“Räuber und Poli” im Netz
Februar 25, 2016
Aus dem Unterricht des CAS Digital Risk Management zu den Themen Cyberbedrohung, Übersicht Behörden / Organisationen Schweiz und Schutz kritischer Infrastrukturen mit Tobias Bolliger berichtet Nadine Traber-Burkhardt:
Heute erhalten wir die Informationen zu Prävention und Bekämpfung von Cyberrisiken und Cyberangriffen von vorderster Front, nämlich von Tobias A. Bolliger, Kommissariatsleiter der Koordinationsstelle zur Bekämpfung der Internetkriminalität KOBIK beim Bundesamt für Polizei fedpol.

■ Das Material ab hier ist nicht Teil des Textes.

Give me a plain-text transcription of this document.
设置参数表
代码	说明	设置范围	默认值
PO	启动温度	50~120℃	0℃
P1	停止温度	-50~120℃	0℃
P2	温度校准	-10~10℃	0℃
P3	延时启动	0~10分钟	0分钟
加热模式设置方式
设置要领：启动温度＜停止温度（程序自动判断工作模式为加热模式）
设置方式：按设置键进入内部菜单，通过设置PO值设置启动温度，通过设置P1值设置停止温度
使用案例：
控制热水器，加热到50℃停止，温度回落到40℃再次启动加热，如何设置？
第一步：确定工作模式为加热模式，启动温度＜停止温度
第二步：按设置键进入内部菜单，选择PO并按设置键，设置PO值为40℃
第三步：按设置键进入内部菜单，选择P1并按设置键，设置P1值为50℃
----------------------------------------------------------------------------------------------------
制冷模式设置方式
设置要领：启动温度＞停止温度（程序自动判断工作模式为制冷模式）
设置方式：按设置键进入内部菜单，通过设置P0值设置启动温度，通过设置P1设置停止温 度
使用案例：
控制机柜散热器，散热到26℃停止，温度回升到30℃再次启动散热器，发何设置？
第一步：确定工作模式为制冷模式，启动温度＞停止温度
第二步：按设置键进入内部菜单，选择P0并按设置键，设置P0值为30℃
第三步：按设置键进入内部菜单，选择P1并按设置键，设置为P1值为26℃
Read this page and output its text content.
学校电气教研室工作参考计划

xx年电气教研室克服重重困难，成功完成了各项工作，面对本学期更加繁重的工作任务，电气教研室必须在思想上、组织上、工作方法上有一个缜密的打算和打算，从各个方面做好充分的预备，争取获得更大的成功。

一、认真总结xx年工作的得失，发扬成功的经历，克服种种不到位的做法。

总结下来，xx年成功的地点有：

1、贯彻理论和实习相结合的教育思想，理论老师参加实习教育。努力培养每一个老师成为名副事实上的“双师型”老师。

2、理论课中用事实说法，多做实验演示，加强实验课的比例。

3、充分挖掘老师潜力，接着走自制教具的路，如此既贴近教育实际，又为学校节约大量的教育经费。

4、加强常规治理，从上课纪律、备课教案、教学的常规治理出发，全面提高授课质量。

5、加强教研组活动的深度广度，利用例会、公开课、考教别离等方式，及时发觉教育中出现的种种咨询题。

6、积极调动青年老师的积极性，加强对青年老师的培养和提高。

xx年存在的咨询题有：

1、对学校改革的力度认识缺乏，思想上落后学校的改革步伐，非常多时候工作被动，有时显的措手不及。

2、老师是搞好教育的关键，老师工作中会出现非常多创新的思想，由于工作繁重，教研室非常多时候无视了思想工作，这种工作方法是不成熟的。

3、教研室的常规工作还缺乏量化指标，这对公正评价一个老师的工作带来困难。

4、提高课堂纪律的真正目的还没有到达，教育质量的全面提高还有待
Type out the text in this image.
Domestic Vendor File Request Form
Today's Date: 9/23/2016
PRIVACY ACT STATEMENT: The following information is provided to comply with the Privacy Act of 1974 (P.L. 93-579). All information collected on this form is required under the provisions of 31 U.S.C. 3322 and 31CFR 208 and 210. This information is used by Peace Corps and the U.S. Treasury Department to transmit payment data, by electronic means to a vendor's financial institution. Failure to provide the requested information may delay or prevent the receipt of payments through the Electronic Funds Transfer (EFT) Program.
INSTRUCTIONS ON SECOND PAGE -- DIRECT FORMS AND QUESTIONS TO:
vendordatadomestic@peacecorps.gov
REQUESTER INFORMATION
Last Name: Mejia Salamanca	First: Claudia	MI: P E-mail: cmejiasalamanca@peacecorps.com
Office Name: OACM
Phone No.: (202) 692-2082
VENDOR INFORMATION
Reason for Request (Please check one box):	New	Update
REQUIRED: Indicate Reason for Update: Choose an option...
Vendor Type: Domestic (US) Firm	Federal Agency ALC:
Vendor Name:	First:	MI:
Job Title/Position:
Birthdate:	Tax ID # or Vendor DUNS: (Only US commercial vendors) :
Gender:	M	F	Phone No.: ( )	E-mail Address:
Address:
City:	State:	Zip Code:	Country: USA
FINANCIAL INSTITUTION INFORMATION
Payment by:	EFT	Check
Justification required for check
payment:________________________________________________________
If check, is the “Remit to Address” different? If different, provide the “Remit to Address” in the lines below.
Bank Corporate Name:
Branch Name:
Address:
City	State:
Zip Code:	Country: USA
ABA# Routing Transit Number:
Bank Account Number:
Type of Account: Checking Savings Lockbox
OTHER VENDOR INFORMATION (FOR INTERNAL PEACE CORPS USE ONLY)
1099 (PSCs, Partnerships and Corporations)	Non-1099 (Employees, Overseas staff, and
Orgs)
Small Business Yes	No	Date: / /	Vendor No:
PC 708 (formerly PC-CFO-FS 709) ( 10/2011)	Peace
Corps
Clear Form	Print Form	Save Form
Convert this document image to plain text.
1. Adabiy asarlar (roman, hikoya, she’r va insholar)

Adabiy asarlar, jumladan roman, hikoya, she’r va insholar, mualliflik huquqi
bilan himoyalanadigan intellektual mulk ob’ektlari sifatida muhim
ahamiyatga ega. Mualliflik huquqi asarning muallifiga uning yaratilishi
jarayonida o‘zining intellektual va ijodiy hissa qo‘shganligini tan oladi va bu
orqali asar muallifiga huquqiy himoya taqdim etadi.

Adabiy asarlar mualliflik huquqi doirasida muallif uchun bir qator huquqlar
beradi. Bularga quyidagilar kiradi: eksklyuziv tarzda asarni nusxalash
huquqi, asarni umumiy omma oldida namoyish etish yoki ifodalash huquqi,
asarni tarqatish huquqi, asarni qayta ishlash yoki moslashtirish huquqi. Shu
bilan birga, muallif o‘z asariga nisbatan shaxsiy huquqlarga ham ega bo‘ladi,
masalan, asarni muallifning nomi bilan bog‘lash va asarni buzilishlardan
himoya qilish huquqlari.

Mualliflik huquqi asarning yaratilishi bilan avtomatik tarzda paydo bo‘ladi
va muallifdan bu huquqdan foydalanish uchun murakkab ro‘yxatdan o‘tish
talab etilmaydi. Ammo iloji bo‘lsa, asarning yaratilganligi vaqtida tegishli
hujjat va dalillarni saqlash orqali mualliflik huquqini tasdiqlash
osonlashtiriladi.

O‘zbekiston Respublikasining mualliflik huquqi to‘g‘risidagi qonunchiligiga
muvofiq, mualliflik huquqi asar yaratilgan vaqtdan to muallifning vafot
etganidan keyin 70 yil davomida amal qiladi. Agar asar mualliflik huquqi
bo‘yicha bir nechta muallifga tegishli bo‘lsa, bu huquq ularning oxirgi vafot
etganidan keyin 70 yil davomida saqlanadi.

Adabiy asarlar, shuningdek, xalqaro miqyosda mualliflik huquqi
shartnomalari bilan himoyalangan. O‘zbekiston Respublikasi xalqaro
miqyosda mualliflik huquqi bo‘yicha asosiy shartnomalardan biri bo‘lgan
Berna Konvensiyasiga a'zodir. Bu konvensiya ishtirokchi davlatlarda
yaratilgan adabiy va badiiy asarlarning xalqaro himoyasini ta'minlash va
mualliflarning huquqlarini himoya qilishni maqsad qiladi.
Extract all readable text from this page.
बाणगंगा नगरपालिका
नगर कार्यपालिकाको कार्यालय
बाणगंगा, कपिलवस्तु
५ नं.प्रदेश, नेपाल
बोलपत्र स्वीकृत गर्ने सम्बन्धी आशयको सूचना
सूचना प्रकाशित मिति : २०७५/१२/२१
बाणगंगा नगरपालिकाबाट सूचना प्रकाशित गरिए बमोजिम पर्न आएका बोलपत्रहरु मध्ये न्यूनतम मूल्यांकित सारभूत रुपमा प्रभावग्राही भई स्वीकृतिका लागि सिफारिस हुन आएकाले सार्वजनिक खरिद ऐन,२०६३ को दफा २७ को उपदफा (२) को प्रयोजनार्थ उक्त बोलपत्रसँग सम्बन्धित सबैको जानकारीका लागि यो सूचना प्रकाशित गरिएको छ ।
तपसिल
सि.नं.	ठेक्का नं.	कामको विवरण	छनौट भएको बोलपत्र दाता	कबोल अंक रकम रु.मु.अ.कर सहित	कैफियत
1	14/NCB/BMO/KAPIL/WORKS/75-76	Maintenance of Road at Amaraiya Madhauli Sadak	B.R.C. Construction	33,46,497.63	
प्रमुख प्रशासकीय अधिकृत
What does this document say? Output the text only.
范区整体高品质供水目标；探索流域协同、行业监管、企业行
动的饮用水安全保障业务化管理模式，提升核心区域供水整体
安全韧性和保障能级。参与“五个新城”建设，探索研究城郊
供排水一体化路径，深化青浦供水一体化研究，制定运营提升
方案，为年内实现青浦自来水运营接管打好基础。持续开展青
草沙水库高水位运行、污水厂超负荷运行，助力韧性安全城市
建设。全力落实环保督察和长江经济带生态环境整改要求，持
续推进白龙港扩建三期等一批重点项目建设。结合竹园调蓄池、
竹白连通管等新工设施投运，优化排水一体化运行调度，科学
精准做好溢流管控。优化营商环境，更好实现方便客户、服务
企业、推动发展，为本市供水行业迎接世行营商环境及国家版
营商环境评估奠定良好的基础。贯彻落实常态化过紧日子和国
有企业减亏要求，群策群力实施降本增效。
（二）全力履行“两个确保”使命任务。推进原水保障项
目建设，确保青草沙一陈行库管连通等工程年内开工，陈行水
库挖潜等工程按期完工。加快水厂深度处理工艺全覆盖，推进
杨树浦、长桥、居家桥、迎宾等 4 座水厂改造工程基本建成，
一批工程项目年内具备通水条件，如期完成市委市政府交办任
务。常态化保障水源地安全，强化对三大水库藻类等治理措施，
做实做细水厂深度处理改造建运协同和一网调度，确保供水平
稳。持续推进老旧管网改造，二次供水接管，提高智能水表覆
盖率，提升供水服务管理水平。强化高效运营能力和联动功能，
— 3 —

Die steigende Zahl vernetzter Informations- und Kommunikationseinrichtungen macht das Funktionieren der Schweiz als Gesamtsystem immer abhängiger von Sicherheitsvorkehrungen. Die Cyberangriffe haben sehr unterschiedliche Täterkreise und Motive, vom Einzeltäter über die politisch motivierte Aktivistin bis zu gefährlichen Spionage-, Betrugs- und Erpressungsabsichten.
Täter sind nicht auf reine Informationsbeschaffung aus, sondern wollen Staaten, Dienste und Unternehmen empfindlich treffen. Tobias Bolliger empfiehlt uns, die auf Europol einsehbare Studie von Project 2020 Scenarios for the Future of Cybercrime zu lesen. Quintessenz: Wir sind total abhängig von diesen Systemen. Sollten die Prognosen 2020 eintreffen, würden sie sich verheerend auswirken.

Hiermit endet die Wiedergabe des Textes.